April 13th, 2011 at 11:09 pm

Hi Joel. I like that answer , but I think of a couple of camels and their owner(s) won’t.

April 14th, 2011 at 1:18 am

thnx knightmare for agreeing with me i think the same as u to..

April 14th, 2011 at 8:00 pm

ZERO because it carrys 1000 and travels 1000km and eats 1 per km

April 14th, 2011 at 8:32 pm

Hi Cody. It’s 533 for the reasons given in post 15. Or 833 if we allow post 68.

But thanks for helping to keep this in the top 5 popular posts.

April 16th, 2011 at 11:39 am

I am sure when camel walk 1000 miles the zero banan can reach there the reasons is 1000 banana can load and 1000 miles walk. he eat one banana on every miles.

April 16th, 2011 at 1:52 pm

Hi mohsin. Did you even read the question?

April 22nd, 2011 at 9:48 am

the total is ZERO!!!

April 25th, 2011 at 7:51 am

999.9

as it will be at the place by the 1000th mile

May 2nd, 2011 at 6:53 pm

I’ve gotten quite sick of bananas after reading all 76 of these comments.

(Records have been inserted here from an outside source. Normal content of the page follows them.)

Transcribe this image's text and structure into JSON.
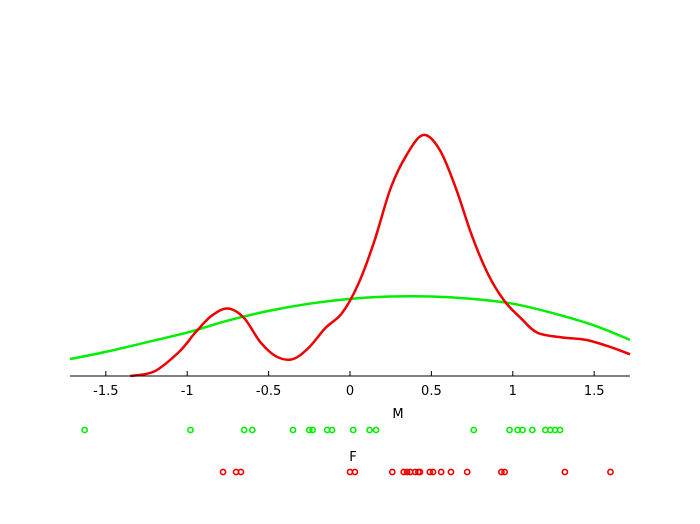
{
  "chart_data": {
    "type": "line",
    "title": "",
    "xlabel": "",
    "ylabel": "",
    "xlim": [
      -1.72,
      1.72
    ],
    "ylim": [
      0,
      1.0
    ],
    "grid": false,
    "xticks": [
      -1.5,
      -1,
      -0.5,
      0,
      0.5,
      1,
      1.5
    ],
    "xtick_labels": [
      "-1.5",
      "-1",
      "-0.5",
      "0",
      "0.5",
      "1",
      "1.5"
    ],
    "series": [
      {
        "color": "#00ee00",
        "x": [
          -1.72,
          -1.5,
          -1.25,
          -1.0,
          -0.75,
          -0.5,
          -0.25,
          0.0,
          0.25,
          0.5,
          0.75,
          1.0,
          1.25,
          1.5,
          1.72
        ],
        "y": [
          0.07,
          0.1,
          0.14,
          0.18,
          0.23,
          0.27,
          0.3,
          0.32,
          0.33,
          0.33,
          0.32,
          0.3,
          0.26,
          0.21,
          0.15
        ]
      },
      {
        "color": "#ee0000",
        "x": [
          -1.35,
          -1.2,
          -1.05,
          -0.95,
          -0.85,
          -0.75,
          -0.65,
          -0.55,
          -0.45,
          -0.35,
          -0.25,
          -0.15,
          -0.05,
          0.05,
          0.15,
          0.25,
          0.35,
          0.45,
          0.55,
          0.65,
          0.75,
          0.85,
          0.95,
          1.05,
          1.15,
          1.3,
          1.45,
          1.6,
          1.72
        ],
        "y": [
          0.0,
          0.02,
          0.1,
          0.18,
          0.25,
          0.28,
          0.24,
          0.14,
          0.08,
          0.07,
          0.12,
          0.2,
          0.26,
          0.38,
          0.56,
          0.78,
          0.92,
          1.0,
          0.94,
          0.78,
          0.58,
          0.42,
          0.31,
          0.24,
          0.18,
          0.16,
          0.15,
          0.12,
          0.09
        ]
      }
    ],
    "rugs": [
      {
        "label": "M",
        "color": "#00ee00",
        "points": [
          -1.63,
          -0.98,
          -0.65,
          -0.6,
          -0.35,
          -0.25,
          -0.23,
          -0.14,
          -0.11,
          0.02,
          0.12,
          0.16,
          0.76,
          0.98,
          1.03,
          1.06,
          1.12,
          1.2,
          1.23,
          1.26,
          1.29
        ]
      },
      {
        "label": "F",
        "color": "#ee0000",
        "points": [
          -0.78,
          -0.7,
          -0.67,
          0.0,
          0.03,
          0.26,
          0.33,
          0.35,
          0.37,
          0.4,
          0.42,
          0.43,
          0.49,
          0.51,
          0.56,
          0.62,
          0.72,
          0.93,
          0.95,
          1.32,
          1.6
        ]
      }
    ]
  }
}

August 10th, 2011 at 1:23 pm

get a more efficient camel. This one eats too much of its cargo

August 12th, 2011 at 6:19 am

Trick is to loose cargos one by one, so that it reduces iteration of travelling to and fro the same distance.

Transferring 3 cargos to any point will take (3+2) trips.

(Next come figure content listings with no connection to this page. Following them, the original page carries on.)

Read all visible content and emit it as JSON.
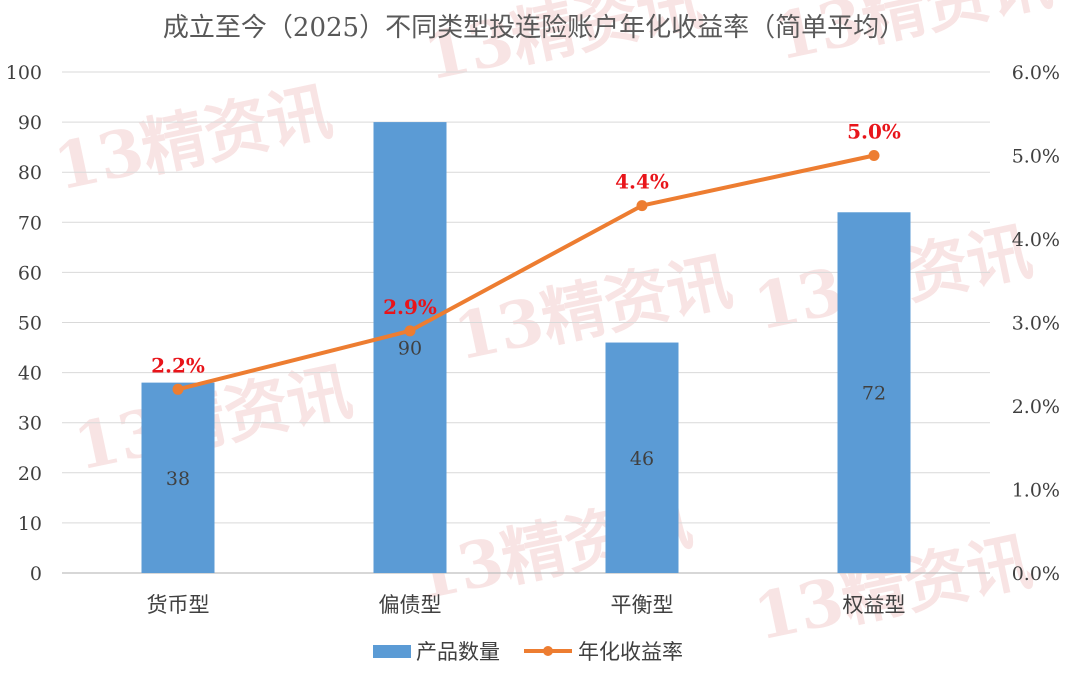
{
  "chart_data": {
    "type": "bar",
    "title": "成立至今（2025）不同类型投连险账户年化收益率（简单平均）",
    "categories": [
      "货币型",
      "偏债型",
      "平衡型",
      "权益型"
    ],
    "series": [
      {
        "name": "产品数量",
        "kind": "bar",
        "axis": "left",
        "values": [
          38,
          90,
          46,
          72
        ],
        "labels": [
          "38",
          "90",
          "46",
          "72"
        ],
        "color": "#5b9bd5"
      },
      {
        "name": "年化收益率",
        "kind": "line",
        "axis": "right",
        "values": [
          2.2,
          2.9,
          4.4,
          5.0
        ],
        "labels": [
          "2.2%",
          "2.9%",
          "4.4%",
          "5.0%"
        ],
        "color": "#ed7d31",
        "label_color": "#e8141a"
      }
    ],
    "y_left": {
      "ylim": [
        0,
        100
      ],
      "ticks": [
        "0",
        "10",
        "20",
        "30",
        "40",
        "50",
        "60",
        "70",
        "80",
        "90",
        "100"
      ]
    },
    "y_right": {
      "ylim": [
        0,
        6
      ],
      "ticks": [
        "0.0%",
        "1.0%",
        "2.0%",
        "3.0%",
        "4.0%",
        "5.0%",
        "6.0%"
      ]
    },
    "grid": true,
    "legend_position": "bottom"
  },
  "watermark": {
    "text": "13精资讯",
    "color": "#e8a0a0"
  }
}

By exhausting 1 cargo(1000 bananas), we will go as far as (1000/5) = 200 miles with 2 cargos in kitty.

Transferring 2 cargos to any point will take (2+1) trips.

By exhausting 1 cargo, we will go as far as (1000/3) = 333.33 miles with 1 cargo in hand.

So at 1000 mile mark we will be left with 533.33 bananas.

Hmmm, so 3 Cargos can make us travel 1533.33 miles.

Just a thought, What should be the minimum number of bananas in each cargo so that we travel 1000 miles exact?